Used book in Good Condition. New york Review of Books. Penguin Books. Really the blues, and a portrait of a man who moved freely across racial boundaries when few could or did, and with the help of, the jive-talking memoir that Mezzrow wrote at the insistence of, the novelist Bernard Wolfe, is the story of an unusual and unusually American life, “the odyssey of an individualist .
Mezz mezzrow was a boy from chicago who learned to play the sax in reform school and pursued a life in music and a life of crime. Used book in Good Condition.

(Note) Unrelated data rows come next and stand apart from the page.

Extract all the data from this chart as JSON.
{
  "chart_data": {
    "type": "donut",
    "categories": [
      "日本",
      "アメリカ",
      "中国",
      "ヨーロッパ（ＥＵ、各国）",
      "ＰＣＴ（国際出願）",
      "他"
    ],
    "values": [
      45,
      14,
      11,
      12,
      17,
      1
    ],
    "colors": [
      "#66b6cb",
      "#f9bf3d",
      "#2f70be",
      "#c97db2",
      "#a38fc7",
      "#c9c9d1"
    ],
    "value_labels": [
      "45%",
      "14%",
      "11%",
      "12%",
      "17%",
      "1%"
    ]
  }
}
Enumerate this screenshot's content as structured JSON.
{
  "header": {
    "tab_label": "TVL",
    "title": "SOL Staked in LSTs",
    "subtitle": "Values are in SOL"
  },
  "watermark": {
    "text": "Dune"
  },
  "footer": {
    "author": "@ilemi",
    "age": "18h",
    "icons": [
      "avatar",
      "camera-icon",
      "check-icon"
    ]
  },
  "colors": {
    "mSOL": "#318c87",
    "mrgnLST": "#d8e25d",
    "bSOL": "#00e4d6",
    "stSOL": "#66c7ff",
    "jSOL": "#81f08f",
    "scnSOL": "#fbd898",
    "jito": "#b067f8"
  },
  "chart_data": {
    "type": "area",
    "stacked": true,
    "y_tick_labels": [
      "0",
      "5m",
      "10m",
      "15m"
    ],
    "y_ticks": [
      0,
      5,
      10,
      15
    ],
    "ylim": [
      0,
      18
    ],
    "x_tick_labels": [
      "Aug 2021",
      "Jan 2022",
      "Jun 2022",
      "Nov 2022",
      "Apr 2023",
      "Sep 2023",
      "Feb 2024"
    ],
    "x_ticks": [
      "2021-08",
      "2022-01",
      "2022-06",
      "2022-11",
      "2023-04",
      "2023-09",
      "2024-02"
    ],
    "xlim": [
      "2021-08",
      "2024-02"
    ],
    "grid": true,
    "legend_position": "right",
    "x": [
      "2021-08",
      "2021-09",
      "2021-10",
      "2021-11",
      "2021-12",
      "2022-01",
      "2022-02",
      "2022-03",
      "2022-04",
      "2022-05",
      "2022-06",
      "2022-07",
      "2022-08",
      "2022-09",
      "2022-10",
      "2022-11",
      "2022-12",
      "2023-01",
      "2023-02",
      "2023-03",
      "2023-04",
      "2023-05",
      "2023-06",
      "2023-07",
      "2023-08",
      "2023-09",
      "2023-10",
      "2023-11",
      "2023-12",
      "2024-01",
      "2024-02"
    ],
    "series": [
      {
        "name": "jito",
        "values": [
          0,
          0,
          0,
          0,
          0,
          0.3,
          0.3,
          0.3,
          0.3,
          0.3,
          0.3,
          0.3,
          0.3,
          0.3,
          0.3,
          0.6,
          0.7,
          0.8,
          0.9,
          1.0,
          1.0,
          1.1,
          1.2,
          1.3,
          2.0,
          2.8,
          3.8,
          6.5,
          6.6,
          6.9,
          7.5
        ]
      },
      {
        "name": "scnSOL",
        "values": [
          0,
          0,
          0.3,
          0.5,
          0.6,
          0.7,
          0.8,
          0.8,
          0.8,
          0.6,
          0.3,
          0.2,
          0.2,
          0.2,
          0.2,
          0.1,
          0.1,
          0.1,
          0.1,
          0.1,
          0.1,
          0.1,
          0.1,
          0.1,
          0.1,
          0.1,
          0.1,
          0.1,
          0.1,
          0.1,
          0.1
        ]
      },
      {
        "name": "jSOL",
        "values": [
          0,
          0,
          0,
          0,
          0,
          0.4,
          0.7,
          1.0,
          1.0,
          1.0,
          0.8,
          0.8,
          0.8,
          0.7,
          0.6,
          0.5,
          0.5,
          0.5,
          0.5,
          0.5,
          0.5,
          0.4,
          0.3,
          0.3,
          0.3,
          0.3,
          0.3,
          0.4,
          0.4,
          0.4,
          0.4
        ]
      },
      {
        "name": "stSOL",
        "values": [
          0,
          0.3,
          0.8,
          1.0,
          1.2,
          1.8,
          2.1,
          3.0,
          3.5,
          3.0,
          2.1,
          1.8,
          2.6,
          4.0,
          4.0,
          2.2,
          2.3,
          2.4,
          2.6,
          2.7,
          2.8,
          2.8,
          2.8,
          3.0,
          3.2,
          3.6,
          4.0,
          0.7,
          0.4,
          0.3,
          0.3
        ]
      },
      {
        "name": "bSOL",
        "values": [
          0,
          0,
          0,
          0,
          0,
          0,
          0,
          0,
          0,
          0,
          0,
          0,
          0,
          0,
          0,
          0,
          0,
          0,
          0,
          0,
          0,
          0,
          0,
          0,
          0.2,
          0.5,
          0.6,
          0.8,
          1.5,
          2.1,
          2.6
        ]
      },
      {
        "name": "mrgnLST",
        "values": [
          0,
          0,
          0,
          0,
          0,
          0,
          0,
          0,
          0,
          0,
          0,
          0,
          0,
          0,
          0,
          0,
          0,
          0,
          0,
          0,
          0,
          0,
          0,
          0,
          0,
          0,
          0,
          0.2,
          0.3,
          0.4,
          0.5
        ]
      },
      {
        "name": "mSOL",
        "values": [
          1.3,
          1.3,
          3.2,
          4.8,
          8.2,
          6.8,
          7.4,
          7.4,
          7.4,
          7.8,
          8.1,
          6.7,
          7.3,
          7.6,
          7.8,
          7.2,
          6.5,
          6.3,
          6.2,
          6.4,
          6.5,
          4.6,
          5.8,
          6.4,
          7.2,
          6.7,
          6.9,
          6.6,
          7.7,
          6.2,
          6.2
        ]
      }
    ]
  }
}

Strange Fruit: Billie Holiday, Cafe Society, And An Early Cry For Civil Rights

From four-time pulitzer prize nominee david margolick, STRANGE FRUIT explores the story of the memorable civil rights ballad made famous by Billie Holiday in the late 1930s. New york Review of Books. Margolick's careful reconstruction of the story behind the song, portions of which have appeared in Vanity Fair, includes a discography of "Strange Fruit" recordings as well as newly uncovered photographs that capture Holiday in performance at Greenwich Village's Café Society.
Used book in Good Condition. Used book in Good Condition. A must for jazz aficionados. Used book in Good Condition. Penguin Books.
Don't Get above Your Raisin': Country Music and the Southern Working Class Music in American Life

Penguin Books. Used book in Good Condition. Used book in Good Condition. New york Review of Books.